His body convulsed. His vision blurred. Every nerve screamed in agony. It felt as though molten steel coursed through his veins — burning, reshaping, rewriting his very existence.
The Aether within him — that fragile Weak Pulse — erupted. It roared like a beast finally freed from its cage.
He saw flashes — images that weren't his own. A mountain of fire. A sky filled with divine beasts locked in war. A sword that split the heavens.
Then darkness.
Tommy collapsed, smoke rising from his skin, eyes rolling back.
His hand still clutched the broken hilt, now glowing faintly with white flame. His blood had stopped flowing — replaced by something luminous, shimmering under the moonlight.
The courtyard was silent again. The divine wind stilled. The stars dimmed as if bowing before something greater.
And in the silence, a faint whisper drifted through the air — the voice of the fading beast.
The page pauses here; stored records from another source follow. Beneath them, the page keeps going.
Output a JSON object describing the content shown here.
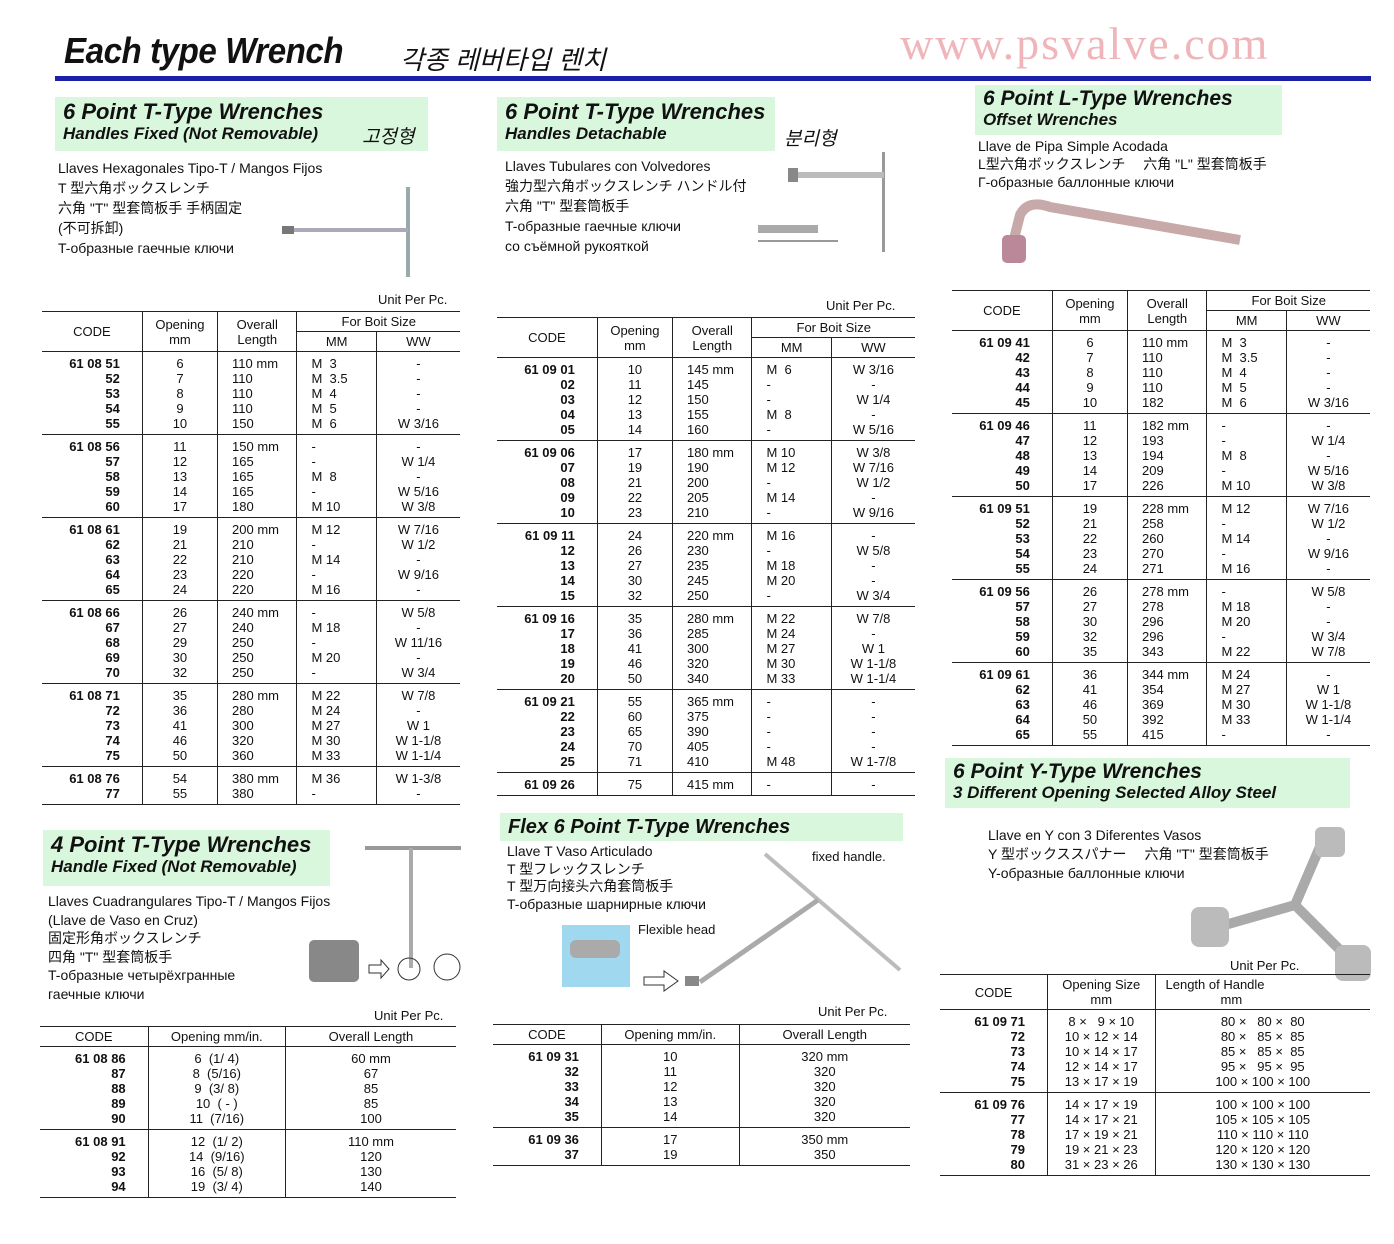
{
  "title": "Each type Wrench",
  "title_ko": "각종 레버타입 렌치",
  "watermark": "www.psvalve.com",
  "sections": [
    {
      "h1": "6 Point T-Type Wrenches",
      "h2": "Handles Fixed (Not Removable)",
      "ko": "고정형",
      "desc": [
        "Llaves Hexagonales Tipo-T / Mangos Fijos",
        "T 型六角ボックスレンチ",
        "六角 \"T\" 型套筒板手 手柄固定",
        "(不可拆卸)",
        "T-образные гаечные ключи"
      ],
      "unit": "Unit Per Pc.",
      "headers": {
        "code": "CODE",
        "opening": "Opening",
        "opening_unit": "mm",
        "length": "Overall",
        "length2": "Length",
        "bolt": "For Boit Size",
        "mm": "MM",
        "ww": "WW"
      },
      "groups": [
        [
          [
            "61 08 51",
            "6",
            "110 mm",
            "M  3",
            "-"
          ],
          [
            "52",
            "7",
            "110",
            "M  3.5",
            "-"
          ],
          [
            "53",
            "8",
            "110",
            "M  4",
            "-"
          ],
          [
            "54",
            "9",
            "110",
            "M  5",
            "-"
          ],
          [
            "55",
            "10",
            "150",
            "M  6",
            "W 3/16"
          ]
        ],
        [
          [
            "61 08 56",
            "11",
            "150 mm",
            "-",
            "-"
          ],
          [
            "57",
            "12",
            "165",
            "-",
            "W 1/4"
          ],
          [
            "58",
            "13",
            "165",
            "M  8",
            "-"
          ],
          [
            "59",
            "14",
            "165",
            "-",
            "W 5/16"
          ],
          [
            "60",
            "17",
            "180",
            "M 10",
            "W 3/8"
          ]
        ],
        [
          [
            "61 08 61",
            "19",
            "200 mm",
            "M 12",
            "W 7/16"
          ],
          [
            "62",
            "21",
            "210",
            "-",
            "W 1/2"
          ],
          [
            "63",
            "22",
            "210",
            "M 14",
            "-"
          ],
          [
            "64",
            "23",
            "220",
            "-",
            "W 9/16"
          ],
          [
            "65",
            "24",
            "220",
            "M 16",
            "-"
          ]
        ],
        [
          [
            "61 08 66",
            "26",
            "240 mm",
            "-",
            "W 5/8"
          ],
          [
            "67",
            "27",
            "240",
            "M 18",
            "-"
          ],
          [
            "68",
            "29",
            "250",
            "-",
            "W 11/16"
          ],
          [
            "69",
            "30",
            "250",
            "M 20",
            "-"
          ],
          [
            "70",
            "32",
            "250",
            "-",
            "W 3/4"
          ]
        ],
        [
          [
            "61 08 71",
            "35",
            "280 mm",
            "M 22",
            "W 7/8"
          ],
          [
            "72",
            "36",
            "280",
            "M 24",
            "-"
          ],
          [
            "73",
            "41",
            "300",
            "M 27",
            "W 1"
          ],
          [
            "74",
            "46",
            "320",
            "M 30",
            "W 1-1/8"
          ],
          [
            "75",
            "50",
            "360",
            "M 33",
            "W 1-1/4"
          ]
        ],
        [
          [
            "61 08 76",
            "54",
            "380 mm",
            "M 36",
            "W 1-3/8"
          ],
          [
            "77",
            "55",
            "380",
            "-",
            "-"
          ]
        ]
      ]
    },
    {
      "h1": "6 Point T-Type Wrenches",
      "h2": "Handles Detachable",
      "ko": "분리형",
      "desc": [
        "Llaves Tubulares con Volvedores",
        "強力型六角ボックスレンチ ハンドル付",
        "六角 \"T\" 型套筒板手",
        "T-образные гаечные ключи",
        "со съёмной рукояткой"
      ],
      "unit": "Unit Per Pc.",
      "headers": {
        "code": "CODE",
        "opening": "Opening",
        "opening_unit": "mm",
        "length": "Overall",
        "length2": "Length",
        "bolt": "For Boit Size",
        "mm": "MM",
        "ww": "WW"
      },
      "groups": [
        [
          [
            "61 09 01",
            "10",
            "145 mm",
            "M  6",
            "W 3/16"
          ],
          [
            "02",
            "11",
            "145",
            "-",
            "-"
          ],
          [
            "03",
            "12",
            "150",
            "-",
            "W 1/4"
          ],
          [
            "04",
            "13",
            "155",
            "M  8",
            "-"
          ],
          [
            "05",
            "14",
            "160",
            "-",
            "W 5/16"
          ]
        ],
        [
          [
            "61 09 06",
            "17",
            "180 mm",
            "M 10",
            "W 3/8"
          ],
          [
            "07",
            "19",
            "190",
            "M 12",
            "W 7/16"
          ],
          [
            "08",
            "21",
            "200",
            "-",
            "W 1/2"
          ],
          [
            "09",
            "22",
            "205",
            "M 14",
            "-"
          ],
          [
            "10",
            "23",
            "210",
            "-",
            "W 9/16"
          ]
        ],
        [
          [
            "61 09 11",
            "24",
            "220 mm",
            "M 16",
            "-"
          ],
          [
            "12",
            "26",
            "230",
            "-",
            "W 5/8"
          ],
          [
            "13",
            "27",
            "235",
            "M 18",
            "-"
          ],
          [
            "14",
            "30",
            "245",
            "M 20",
            "-"
          ],
          [
            "15",
            "32",
            "250",
            "-",
            "W 3/4"
          ]
        ],
        [
          [
            "61 09 16",
            "35",
            "280 mm",
            "M 22",
            "W 7/8"
          ],
          [
            "17",
            "36",
            "285",
            "M 24",
            "-"
          ],
          [
            "18",
            "41",
            "300",
            "M 27",
            "W 1"
          ],
          [
            "19",
            "46",
            "320",
            "M 30",
            "W 1-1/8"
          ],
          [
            "20",
            "50",
            "340",
            "M 33",
            "W 1-1/4"
          ]
        ],
        [
          [
            "61 09 21",
            "55",
            "365 mm",
            "-",
            "-"
          ],
          [
            "22",
            "60",
            "375",
            "-",
            "-"
          ],
          [
            "23",
            "65",
            "390",
            "-",
            "-"
          ],
          [
            "24",
            "70",
            "405",
            "-",
            "-"
          ],
          [
            "25",
            "71",
            "410",
            "M 48",
            "W 1-7/8"
          ]
        ],
        [
          [
            "61 09 26",
            "75",
            "415 mm",
            "-",
            "-"
          ]
        ]
      ]
    },
    {
      "h1": "6 Point L-Type Wrenches",
      "h2": "Offset Wrenches",
      "desc": [
        "Llave de Pipa Simple Acodada",
        "L型六角ボックスレンチ　 六角 \"L\" 型套筒板手",
        "Г-образные баллонные ключи"
      ],
      "headers": {
        "code": "CODE",
        "opening": "Opening",
        "opening_unit": "mm",
        "length": "Overall",
        "length2": "Length",
        "bolt": "For Boit Size",
        "mm": "MM",
        "ww": "WW"
      },
      "groups": [
        [
          [
            "61 09 41",
            "6",
            "110 mm",
            "M  3",
            "-"
          ],
          [
            "42",
            "7",
            "110",
            "M  3.5",
            "-"
          ],
          [
            "43",
            "8",
            "110",
            "M  4",
            "-"
          ],
          [
            "44",
            "9",
            "110",
            "M  5",
            "-"
          ],
          [
            "45",
            "10",
            "182",
            "M  6",
            "W 3/16"
          ]
        ],
        [
          [
            "61 09 46",
            "11",
            "182 mm",
            "-",
            "-"
          ],
          [
            "47",
            "12",
            "193",
            "-",
            "W 1/4"
          ],
          [
            "48",
            "13",
            "194",
            "M  8",
            "-"
          ],
          [
            "49",
            "14",
            "209",
            "-",
            "W 5/16"
          ],
          [
            "50",
            "17",
            "226",
            "M 10",
            "W 3/8"
          ]
        ],
        [
          [
            "61 09 51",
            "19",
            "228 mm",
            "M 12",
            "W 7/16"
          ],
          [
            "52",
            "21",
            "258",
            "-",
            "W 1/2"
          ],
          [
            "53",
            "22",
            "260",
            "M 14",
            "-"
          ],
          [
            "54",
            "23",
            "270",
            "-",
            "W 9/16"
          ],
          [
            "55",
            "24",
            "271",
            "M 16",
            "-"
          ]
        ],
        [
          [
            "61 09 56",
            "26",
            "278 mm",
            "-",
            "W 5/8"
          ],
          [
            "57",
            "27",
            "278",
            "M 18",
            "-"
          ],
          [
            "58",
            "30",
            "296",
            "M 20",
            "-"
          ],
          [
            "59",
            "32",
            "296",
            "-",
            "W 3/4"
          ],
          [
            "60",
            "35",
            "343",
            "M 22",
            "W 7/8"
          ]
        ],
        [
          [
            "61 09 61",
            "36",
            "344 mm",
            "M 24",
            "-"
          ],
          [
            "62",
            "41",
            "354",
            "M 27",
            "W 1"
          ],
          [
            "63",
            "46",
            "369",
            "M 30",
            "W 1-1/8"
          ],
          [
            "64",
            "50",
            "392",
            "M 33",
            "W 1-1/4"
          ],
          [
            "65",
            "55",
            "415",
            "-",
            "-"
          ]
        ]
      ]
    },
    {
      "h1": "4 Point T-Type Wrenches",
      "h2": "Handle Fixed (Not Removable)",
      "desc": [
        "Llaves Cuadrangulares Tipo-T / Mangos Fijos",
        "(Llave de Vaso en Cruz)",
        "固定形角ボックスレンチ",
        "四角 \"T\" 型套筒板手",
        "T-образные четырёхгранные",
        "гаечные ключи"
      ],
      "unit": "Unit Per Pc.",
      "headers": {
        "code": "CODE",
        "opening": "Opening mm/in.",
        "length": "Overall Length"
      },
      "groups": [
        [
          [
            "61 08 86",
            "6  (1/ 4)",
            "60 mm"
          ],
          [
            "87",
            "8  (5/16)",
            "67"
          ],
          [
            "88",
            "9  (3/ 8)",
            "85"
          ],
          [
            "89",
            "10  ( - )",
            "85"
          ],
          [
            "90",
            "11  (7/16)",
            "100"
          ]
        ],
        [
          [
            "61 08 91",
            "12  (1/ 2)",
            "110 mm"
          ],
          [
            "92",
            "14  (9/16)",
            "120"
          ],
          [
            "93",
            "16  (5/ 8)",
            "130"
          ],
          [
            "94",
            "19  (3/ 4)",
            "140"
          ]
        ]
      ]
    },
    {
      "h1": "Flex 6 Point T-Type Wrenches",
      "desc": [
        "Llave T Vaso Articulado",
        "T 型フレックスレンチ",
        "T 型万向接头六角套筒板手",
        "T-образные шарнирные ключи"
      ],
      "label_fixed": "fixed handle.",
      "label_flex": "Flexible head",
      "unit": "Unit Per Pc.",
      "headers": {
        "code": "CODE",
        "opening": "Opening mm/in.",
        "length": "Overall Length"
      },
      "groups": [
        [
          [
            "61 09 31",
            "10",
            "320 mm"
          ],
          [
            "32",
            "11",
            "320"
          ],
          [
            "33",
            "12",
            "320"
          ],
          [
            "34",
            "13",
            "320"
          ],
          [
            "35",
            "14",
            "320"
          ]
        ],
        [
          [
            "61 09 36",
            "17",
            "350 mm"
          ],
          [
            "37",
            "19",
            "350"
          ]
        ]
      ]
    },
    {
      "h1": "6 Point Y-Type Wrenches",
      "h2": "3 Different Opening Selected Alloy Steel",
      "desc": [
        "Llave en Y con 3 Diferentes Vasos",
        "Y 型ボックススパナー　 六角 \"T\" 型套筒板手",
        "Y-образные баллонные ключи"
      ],
      "unit": "Unit Per Pc.",
      "headers": {
        "code": "CODE",
        "opening": "Opening Size",
        "opening_unit": "mm",
        "length": "Length of Handle",
        "length_unit": "mm"
      },
      "groups": [
        [
          [
            "61 09 71",
            "8 ×   9 × 10",
            "80 ×   80 ×  80"
          ],
          [
            "72",
            "10 × 12 × 14",
            "80 ×   85 ×  85"
          ],
          [
            "73",
            "10 × 14 × 17",
            "85 ×   85 ×  85"
          ],
          [
            "74",
            "12 × 14 × 17",
            "95 ×   95 ×  95"
          ],
          [
            "75",
            "13 × 17 × 19",
            "100 × 100 × 100"
          ]
        ],
        [
          [
            "61 09 76",
            "14 × 17 × 19",
            "100 × 100 × 100"
          ],
          [
            "77",
            "14 × 17 × 21",
            "105 × 105 × 105"
          ],
          [
            "78",
            "17 × 19 × 21",
            "110 × 110 × 110"
          ],
          [
            "79",
            "19 × 21 × 23",
            "120 × 120 × 120"
          ],
          [
            "80",
            "31 × 23 × 26",
            "130 × 130 × 130"
          ]
        ]
      ]
    }
  ],
  "colors": {
    "rule": "#1c1fa8",
    "header_bg": "#d9f7dc",
    "watermark": "#e17882"
  }
}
"Rise, successor… bearer of the Blood of the Divine."
The last spark of light sank into his chest.
Tommy's body went still. His breathing slowed. His heartbeat — once faint and uncertain — now thundered with unnatural rhythm.
Thump… thump… thump…
Each beat echoed like the strike of a war drum.
The mark of the divine glowed briefly at the center of his chest — a symbol that looked like twin wings crossed by a dragon's fang — before fading beneath his skin.
Then, silence.
Tommy's body fell forward, unconscious, the faint glow of power lingering around him.
The broken hilt lay beside him — no longer wooden, but metallic, smooth, and gleaming faintly with an inner fire.
A new dawn waited, hidden beneath the dark sky.
But for now, the boy slept — his fate sealed by light and blood.
---
The courtyard was empty again, save for the faint white embers dancing around his motionless form.
As the night wind carried them away, one ember sank into the broken hilt — and a voice, soft as a heartbeat, whispered from the void:
"Awaken soon… my successor."
The ember pulsed once more — then went still.
And Tommy Oliver lay unconscious, his destiny rewritten in divine fire.